Barbicane gaf op deze laatste aanmerking geen acht. Althans hij vervolgde: »alles samengenomen schijnt het, dat, indien al de stukken aan draagverte gewonnen hebben, de projectielen aan zwaarte hebben verloren. In het kort, wij hebben eenvoudig het gewicht der projectielen uit de tijden van Murad II en de Maltheser ridders te vertienvoudigen.”

»Goed en wel,” hernam de majoor, »maar van welk metaal wilt gij het projectiel maken?”

»Eenvoudig van gegoten ijzer,” antwoordde generaal Morgan leuk weg.


»opende de voorzitter de beraadslaging” (Bladz. 22).

»“Dat’s te gemeen voor een gezantschap naar de maan,” vond Maston.

»In allen gevalle,” liet majoor Elphiston zich hooren, »daar het gewicht van het projectiel evenredig is aan zijn grootte, moet een van 9 voet doorsnede nog verbazend zwaar zijn.”

»Ja, als het massief, niet als het hol is,” zei Barbicane.

»Hoe? Wilt ge er dan een bom van maken?”

»Waarmeê men berichten kan verzenden,” vulde Maston aan, »en monsters van onze aardsche voortbrengselen.”

»Zeker een bom,” sprak Barbicane, »dat moet volstrekt. Een massieve kogel van 108 duim zou meer dan 100,000 kilo wegen, en dat is te veel; maar daar het projectiel toch sterk genoeg moet zijn, stel ik voor, 2500 kilo.”

»En hoe dik zijn dan de wanden?” vroeg de majoor.

»Dat zal volgens de gewone regeling op hoogstens een paar voet komen,” meende Morgan.
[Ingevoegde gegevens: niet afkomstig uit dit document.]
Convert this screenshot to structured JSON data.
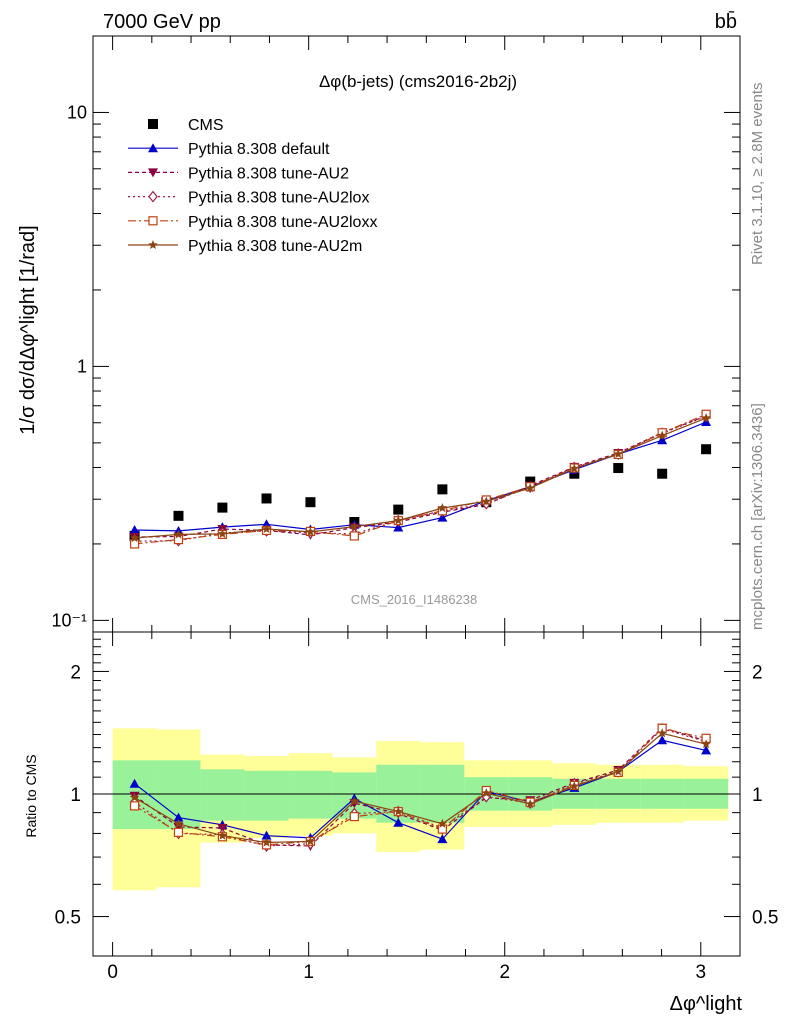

»Te veel,” hernam Barbicane; »onthoudt het wel: het is geen stuk om ergens door heen te schieten; het behoeft niet sterker te zijn dan noodig is om weerstand te bieden aan de kracht van het kruit. Het vraagstuk komt dus hierop neer: hoe dik moet een gegoten ijzeren bom zijn om niet meer te wegen dan 10,000 kilo? Onze handige rekenaar Maston zal ons dat wel in deze zitting zelve willen zeggen.”

»Niets gemakkelijker dan dat,” sprak de secretaris der commissie. En hij zette vlug eenige algebraïsche formules op het papier en na een wijle cijferens liet hij zich hooren: »Nauwelijks een paar duim.”

»Is dat genoeg?” vroeg de majoor.

»Waarachtig niet, op geen stukken na,” verzekerde de voorzitter.

»Wat dan?”

»Een ander metaal nemen.”

»Welk?”

»Aluminium.”

»Aluminium!” schreeuwden de drie medeleden uit.

»Aluminium,” herhaalde de voorzitter Barbicane. »Gij weet, dat een vermaard Fransch scheikundige, Henri Sainte-Claire Deville, in 1854 geslaagd is, aluminium tot een vaste massa te brengen. Dit metaal is zoo blank als zilver, zoo vast als ijzer, zoo taai als goud, zoo smeltbaar als koper en zoo licht als glas. Het laat zich gemakkelijk bewerken; het is zeer verspreid in de natuur, daar de meeste rotsen aluminium bevatten; het is driemaal lichter dan ijzer—ja, het schijnt opzettelijk geschapen om ons de stof voor ons projectiel te leveren.”

»Leve het aluminium!” riep de secretaris uit.

»Maar komt het niet te hoog in prijs?” vroeg de majoor.

»Nu niet meer; vroeger was het veel duurder. Men heeft het tegenwoordig voor 18 dollar het kilo.”

»’t Is toch nog een handvol geld.”

»Zóo erg niet. Het projectiel zou naar mijn berekeningen een gewicht hebben van 33,720 kilo; van aluminium nog geen 10,000 kilo. Derhalve tegen 9 dollar nog geen 100,000 dollar. En aan geld zal het ons niet ontbreken.”

»Top, aluminium,” was het eindbesluit en de zitting der commissie werd gesloten.